I gladly acknowledge my indebtedness to Mr. J. B. Beeche who helped me with much of the ealy material for this Article.
MR. J. B. BEECHE
Mr. Beeche has had a long association with this district, his family having moved from Reefton to Paeroa in 1896. During his early period in Mr. Porritt's Office, he not only studied Law but was so keenly interested in the work of the Methodist Church that he prepared for the Ministry, later serving the Church for several years. However, after a period of ill health he was transferred to the Waihi branch of Porritt & Mueller in 1914, taking over the practice himself in 1924. Throughout his Legal Career he was a fine example of the old time Family Solicitor whose reliable service was more friendly than monetary. Mr. H.L. Boughton joined him as a Partner in 1941 and since the retirement of Mr. Beeche in 1960 has conducted the practice now known as Boughton, Grant and Grey, Barristers and Solicitors, Waihi.

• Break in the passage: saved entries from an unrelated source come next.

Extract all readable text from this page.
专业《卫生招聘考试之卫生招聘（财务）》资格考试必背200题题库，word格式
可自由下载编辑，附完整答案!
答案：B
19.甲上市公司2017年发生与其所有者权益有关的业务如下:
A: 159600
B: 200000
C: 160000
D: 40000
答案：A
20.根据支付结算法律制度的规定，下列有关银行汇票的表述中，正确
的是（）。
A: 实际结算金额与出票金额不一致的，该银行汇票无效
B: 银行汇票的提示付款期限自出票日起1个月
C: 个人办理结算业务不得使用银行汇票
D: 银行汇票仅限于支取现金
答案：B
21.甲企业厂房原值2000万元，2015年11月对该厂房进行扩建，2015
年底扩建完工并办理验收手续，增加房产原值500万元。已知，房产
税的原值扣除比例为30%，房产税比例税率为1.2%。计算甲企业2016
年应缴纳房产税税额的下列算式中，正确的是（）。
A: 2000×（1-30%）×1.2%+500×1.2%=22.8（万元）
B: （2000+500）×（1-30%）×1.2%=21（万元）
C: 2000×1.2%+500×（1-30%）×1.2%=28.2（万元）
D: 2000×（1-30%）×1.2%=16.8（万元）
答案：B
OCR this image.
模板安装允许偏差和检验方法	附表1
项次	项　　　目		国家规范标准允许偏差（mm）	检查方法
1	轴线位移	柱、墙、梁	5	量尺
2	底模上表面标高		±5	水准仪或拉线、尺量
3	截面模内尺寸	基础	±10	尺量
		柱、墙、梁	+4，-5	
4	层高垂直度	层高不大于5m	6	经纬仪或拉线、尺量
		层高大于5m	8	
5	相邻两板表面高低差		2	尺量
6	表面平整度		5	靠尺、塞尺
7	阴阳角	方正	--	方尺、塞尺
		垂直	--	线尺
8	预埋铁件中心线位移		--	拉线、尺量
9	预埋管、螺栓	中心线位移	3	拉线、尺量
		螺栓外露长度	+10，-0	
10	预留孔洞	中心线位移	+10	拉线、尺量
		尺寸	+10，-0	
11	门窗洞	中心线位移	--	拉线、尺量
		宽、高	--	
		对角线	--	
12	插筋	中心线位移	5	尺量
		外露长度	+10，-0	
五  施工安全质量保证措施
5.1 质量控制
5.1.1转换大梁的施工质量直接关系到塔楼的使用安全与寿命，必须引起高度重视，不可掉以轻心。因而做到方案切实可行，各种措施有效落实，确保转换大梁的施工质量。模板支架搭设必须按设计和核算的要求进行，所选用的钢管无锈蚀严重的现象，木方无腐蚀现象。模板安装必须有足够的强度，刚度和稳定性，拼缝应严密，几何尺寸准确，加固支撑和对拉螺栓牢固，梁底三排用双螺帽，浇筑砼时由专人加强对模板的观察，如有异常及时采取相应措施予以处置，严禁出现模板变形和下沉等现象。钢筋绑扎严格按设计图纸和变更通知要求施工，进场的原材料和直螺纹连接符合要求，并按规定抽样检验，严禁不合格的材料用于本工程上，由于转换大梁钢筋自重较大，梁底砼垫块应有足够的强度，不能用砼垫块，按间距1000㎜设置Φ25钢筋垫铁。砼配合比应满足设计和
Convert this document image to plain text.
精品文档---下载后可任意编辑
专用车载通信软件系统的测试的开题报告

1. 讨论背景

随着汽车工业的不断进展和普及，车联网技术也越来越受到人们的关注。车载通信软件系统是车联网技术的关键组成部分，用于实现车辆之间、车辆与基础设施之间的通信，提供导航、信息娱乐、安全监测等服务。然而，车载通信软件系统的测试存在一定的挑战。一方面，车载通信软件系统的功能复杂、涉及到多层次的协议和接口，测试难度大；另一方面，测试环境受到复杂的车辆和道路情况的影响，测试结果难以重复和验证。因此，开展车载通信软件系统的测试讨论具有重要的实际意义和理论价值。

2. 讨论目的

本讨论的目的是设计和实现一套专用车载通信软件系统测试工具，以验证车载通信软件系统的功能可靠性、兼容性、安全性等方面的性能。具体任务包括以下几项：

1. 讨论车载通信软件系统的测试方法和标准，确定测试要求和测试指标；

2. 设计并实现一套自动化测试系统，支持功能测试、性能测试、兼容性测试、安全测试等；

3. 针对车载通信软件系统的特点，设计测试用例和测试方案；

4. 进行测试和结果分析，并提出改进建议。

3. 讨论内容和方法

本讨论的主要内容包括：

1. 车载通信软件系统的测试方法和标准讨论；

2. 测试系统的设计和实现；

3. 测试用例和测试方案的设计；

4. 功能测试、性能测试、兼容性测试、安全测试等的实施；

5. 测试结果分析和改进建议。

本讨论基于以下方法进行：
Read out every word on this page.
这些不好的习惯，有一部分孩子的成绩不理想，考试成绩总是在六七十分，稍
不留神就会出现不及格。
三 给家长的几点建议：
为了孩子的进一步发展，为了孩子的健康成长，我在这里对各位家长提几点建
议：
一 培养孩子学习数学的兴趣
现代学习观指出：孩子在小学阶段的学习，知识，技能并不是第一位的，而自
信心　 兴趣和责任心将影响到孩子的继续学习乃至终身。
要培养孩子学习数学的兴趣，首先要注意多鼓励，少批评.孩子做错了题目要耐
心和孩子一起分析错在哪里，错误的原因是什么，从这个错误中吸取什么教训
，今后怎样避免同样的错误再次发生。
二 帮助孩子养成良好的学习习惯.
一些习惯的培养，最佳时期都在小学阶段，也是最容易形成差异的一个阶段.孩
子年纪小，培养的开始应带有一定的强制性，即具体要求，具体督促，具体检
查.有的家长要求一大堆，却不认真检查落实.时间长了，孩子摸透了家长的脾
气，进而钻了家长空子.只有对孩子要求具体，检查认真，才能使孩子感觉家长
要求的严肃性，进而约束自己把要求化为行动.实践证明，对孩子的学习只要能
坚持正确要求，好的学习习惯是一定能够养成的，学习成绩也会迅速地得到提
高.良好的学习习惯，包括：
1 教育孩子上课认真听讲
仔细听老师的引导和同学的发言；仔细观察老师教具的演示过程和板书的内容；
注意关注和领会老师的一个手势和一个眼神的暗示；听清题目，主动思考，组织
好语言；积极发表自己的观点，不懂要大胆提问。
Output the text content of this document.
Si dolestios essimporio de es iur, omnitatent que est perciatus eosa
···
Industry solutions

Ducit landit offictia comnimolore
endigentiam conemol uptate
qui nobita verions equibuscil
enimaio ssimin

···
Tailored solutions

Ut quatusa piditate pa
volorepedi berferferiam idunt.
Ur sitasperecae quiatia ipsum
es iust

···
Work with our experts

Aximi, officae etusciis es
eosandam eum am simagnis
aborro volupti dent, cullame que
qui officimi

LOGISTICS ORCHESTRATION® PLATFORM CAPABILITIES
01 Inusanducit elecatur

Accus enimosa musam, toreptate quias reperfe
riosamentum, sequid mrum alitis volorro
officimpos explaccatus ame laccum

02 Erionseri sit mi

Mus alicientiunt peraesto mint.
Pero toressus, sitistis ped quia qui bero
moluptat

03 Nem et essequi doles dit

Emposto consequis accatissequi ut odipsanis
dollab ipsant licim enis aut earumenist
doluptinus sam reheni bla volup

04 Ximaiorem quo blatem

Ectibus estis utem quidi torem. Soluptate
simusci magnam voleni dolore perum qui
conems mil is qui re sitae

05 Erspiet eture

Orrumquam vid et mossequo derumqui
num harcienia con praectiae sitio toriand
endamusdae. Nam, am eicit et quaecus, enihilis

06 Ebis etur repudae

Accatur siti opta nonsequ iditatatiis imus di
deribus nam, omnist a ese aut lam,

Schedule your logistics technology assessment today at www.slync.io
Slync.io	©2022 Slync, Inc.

Mr. Beeche has been a tower of strength to Education, serving on School Committees for many years. He has been a member of the Upper Thames Circuit of the Methodist Church since 1898, and Waihi Trust Secretary and Treasurer since 1917 and 1919 respectively. His deep interest in the Church was recognised when at the 1949 Conference he was elected to the Office of Vice President. He was able to bring his experience and sympathy to a succession of Pastors, and worthily represented the Circuit at Conference or Synod. Now a widower, Mr. Beeche was married to a sister of Mrs. A.A. Jenkinson, nee Kitty Forbes, whose father Mr. Arthur St.John Forbes was formerly an accountant in Mr. Porritt's office. Since his retirement he has spent his time between his son Lloyd, of Waihi, and his daughter Mrs. Kepple of Tauranga. He has devoted much patient research to the writing of the History of the Methodist Church, We would venture to say that he is a natural Historian, his retentive and analytical mind delighting in the recording of facts. Our Historical Societies have much reason to be grateful to him.